В памяти до боли ярко всплывали картины далекого безмятежного детства. Виделась мать, молодая, идет она по улице в тунике дорогого шелка, но скромного покроя: закрыты колени и локти, волосы убраны под накидкой. Почтенная матрона, благочестивая супруга государственного судии, пример для всего города. И она же – в их доме. Лежит в ароматной мраморной ванне, совершенно нагая, а рядом – два раба-северянина с белыми опахалами…

Другой эпизод. Мать ведет его за руку по улице… Куда идут, зачем? Этого он не знает, и это ему неинтересно, его заботит иное: возникла нужда, требующая полного уединения. Всего несколько дней назад он поступил бы просто и естественно. Но как раз накануне его призвал отец и торжественно объявил, что он не младенец отныне и, помимо прочих обязательств, накладываемых возрастом, должен скрывать свои природные потребности от посторонних глаз.

Тогда он был в восторге от отцовских слов, но теперь впал в полнейшую растерянность. С одной стороны, нужда одолевала все сильнее, и он понимал, что не вытерпит. С другой – хоть и была пустынной та улица, никак не удавалось улучить момент, чтобы поблизости, в поле зрения, не оказалось вообще никого. Не зная, как поступить, он со слезами пожаловался матери.

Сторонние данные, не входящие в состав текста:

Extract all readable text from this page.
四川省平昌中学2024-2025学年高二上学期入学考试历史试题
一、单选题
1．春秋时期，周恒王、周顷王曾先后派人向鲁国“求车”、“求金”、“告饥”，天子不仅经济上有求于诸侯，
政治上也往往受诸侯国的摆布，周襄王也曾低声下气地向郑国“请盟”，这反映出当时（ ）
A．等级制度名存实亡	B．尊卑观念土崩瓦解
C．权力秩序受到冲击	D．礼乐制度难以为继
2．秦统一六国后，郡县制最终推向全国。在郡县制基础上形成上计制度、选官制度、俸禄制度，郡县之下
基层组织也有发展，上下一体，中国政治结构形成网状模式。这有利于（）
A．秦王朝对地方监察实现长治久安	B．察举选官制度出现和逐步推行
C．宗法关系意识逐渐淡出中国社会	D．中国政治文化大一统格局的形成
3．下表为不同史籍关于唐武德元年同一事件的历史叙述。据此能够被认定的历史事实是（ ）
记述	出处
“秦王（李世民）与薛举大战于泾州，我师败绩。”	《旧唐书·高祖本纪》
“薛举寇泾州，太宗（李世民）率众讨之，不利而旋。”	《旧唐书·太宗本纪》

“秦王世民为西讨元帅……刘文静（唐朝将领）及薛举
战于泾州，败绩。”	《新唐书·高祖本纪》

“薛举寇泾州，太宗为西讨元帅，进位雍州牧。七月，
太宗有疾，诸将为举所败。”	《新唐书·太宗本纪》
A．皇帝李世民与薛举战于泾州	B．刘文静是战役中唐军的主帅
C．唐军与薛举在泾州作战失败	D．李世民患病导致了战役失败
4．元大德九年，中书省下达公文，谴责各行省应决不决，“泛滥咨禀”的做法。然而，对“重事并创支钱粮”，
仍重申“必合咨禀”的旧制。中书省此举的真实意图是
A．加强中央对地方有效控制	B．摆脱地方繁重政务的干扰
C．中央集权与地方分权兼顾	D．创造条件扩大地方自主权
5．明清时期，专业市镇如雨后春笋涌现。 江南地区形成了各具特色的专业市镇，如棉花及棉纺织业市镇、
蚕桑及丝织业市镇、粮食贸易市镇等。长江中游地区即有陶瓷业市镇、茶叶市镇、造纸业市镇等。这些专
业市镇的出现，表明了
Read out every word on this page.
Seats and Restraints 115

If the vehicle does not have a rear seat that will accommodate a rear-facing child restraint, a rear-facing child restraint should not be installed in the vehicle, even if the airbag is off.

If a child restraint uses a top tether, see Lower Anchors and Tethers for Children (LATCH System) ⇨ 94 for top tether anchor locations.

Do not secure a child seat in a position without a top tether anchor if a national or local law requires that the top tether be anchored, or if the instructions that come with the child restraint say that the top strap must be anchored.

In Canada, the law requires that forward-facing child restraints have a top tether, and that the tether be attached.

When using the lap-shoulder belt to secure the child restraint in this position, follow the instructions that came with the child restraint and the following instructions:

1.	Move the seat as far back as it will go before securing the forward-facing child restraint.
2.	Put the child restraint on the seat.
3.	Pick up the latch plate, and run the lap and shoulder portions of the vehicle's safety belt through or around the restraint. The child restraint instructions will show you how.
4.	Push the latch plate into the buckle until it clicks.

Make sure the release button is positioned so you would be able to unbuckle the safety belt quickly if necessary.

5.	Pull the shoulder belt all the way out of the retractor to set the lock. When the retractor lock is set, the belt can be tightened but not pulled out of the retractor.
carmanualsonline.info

– Зачем так переживать, сын мой? – удивилась она. – Принеси себе облегчение прямо сейчас.

– Но как же, матушка? – со слезами прохныкал он. – Вон человек идет… И там тоже! Они меня увидят! Отец будет сердит!

– Ах, глупый мой маленький сын! – рассмеялась мать с умилением. – Разве это люди? Это же просто рабы! Рабов не надо замечать. Ты же не станешь стесняться кошечки, или собачки, или ослика на улице?..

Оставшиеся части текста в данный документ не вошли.